Che cosa dirà Nasrallah? Non solo il pubblico, ma anche i coprotagonisti sono molto numerosi e importanti. Il capo di Stato maggiore israeliano Herzi Halevi ha ripetuto il suo consiglio a tenersi fuori dallo scontro, pena gravi conseguenze. Netanyahu aveva già spiegato che una scelta sbagliata porterebbe all’intero Libano un disastro, l’uso simile a quello di Hamas di scudi umani già disegnò nel 2006 la sconfitta degli hezbollah in un territorio disastrato. Due notizie conducono il conflitto in uno scenario internazionale che può investire il mondo. La prima è quella di un accordo fra la Compagnia militare privata Wagner e Hezbollah: secondo il Wall Street Journal, il gruppo paramilitare starebbe fornendo un sistema di difesa aerea agli Hezbollah. La Wagner ha già i suoi uomini in Siria, già a fianco di un altro abominevole tiranno, Assad. La Russia naturalmente è dietro a tutto ciò. L’altra importante notizia rispetto alla possibilità della dimensione che potrebbe prendere la questione libanese l’ha data l’IDF: una milizia iraniana ha raggiunto il sud del Libano. È il gruppo “Imam Hussein”, anch’ essa fino ad ora impegnato in Siria. Russia e Iran così trovano qui un altro interesse comune oltre a quello per cui gli Ayatollah forniscono droni a Putin contro l’Ucraina. Nasrallah cerca insieme a Hamas la distruzione dello Stato d’’Israele, e cerca la primogenitura in questo compito.

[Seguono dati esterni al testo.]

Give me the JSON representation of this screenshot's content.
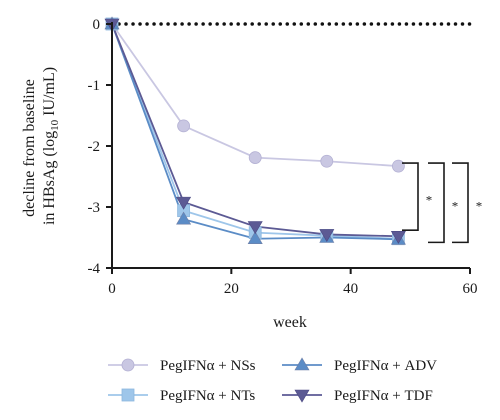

Deve tuttavia valutare alcune possibilità: a lui, che vanta un rapporto politico con lo scenario pluralistico del Libano sostenendo di farne gli interessi, sarebbe difficile sostenere una situazione in cui con una sua guerra di nuovo rovina il Libano intero, come nel 2006.  In secondo luogo, la sua sete di sangue, certo pari a quella di Hamas, non ha, dopo il prudente sgombero dei civili israeliani di tutto il nord, dove avventarsi per una strategia di terrore civile. Comunque l’ordine finale e dell’Iran. E ciò a cui anche l’Iran sta certo pensando bene, è il “don’t” di Biden che oggi si concretizza plasticamente con l’arrivo in Israele del Segretario di Stato Antony Blinken, giusto in tempo per ascoltare il suo discorso. Sullo sfondo le due portaerei e le armi americane dedicate alla difesa d’Israele. E anche la battaglia leonina che i soldati metro per metro stanno dando dentro Gaza: siamo in Medioriente. La regola è: chi è forte, secondo la cultura islamista, deve essere rispettato, il debole mangiato.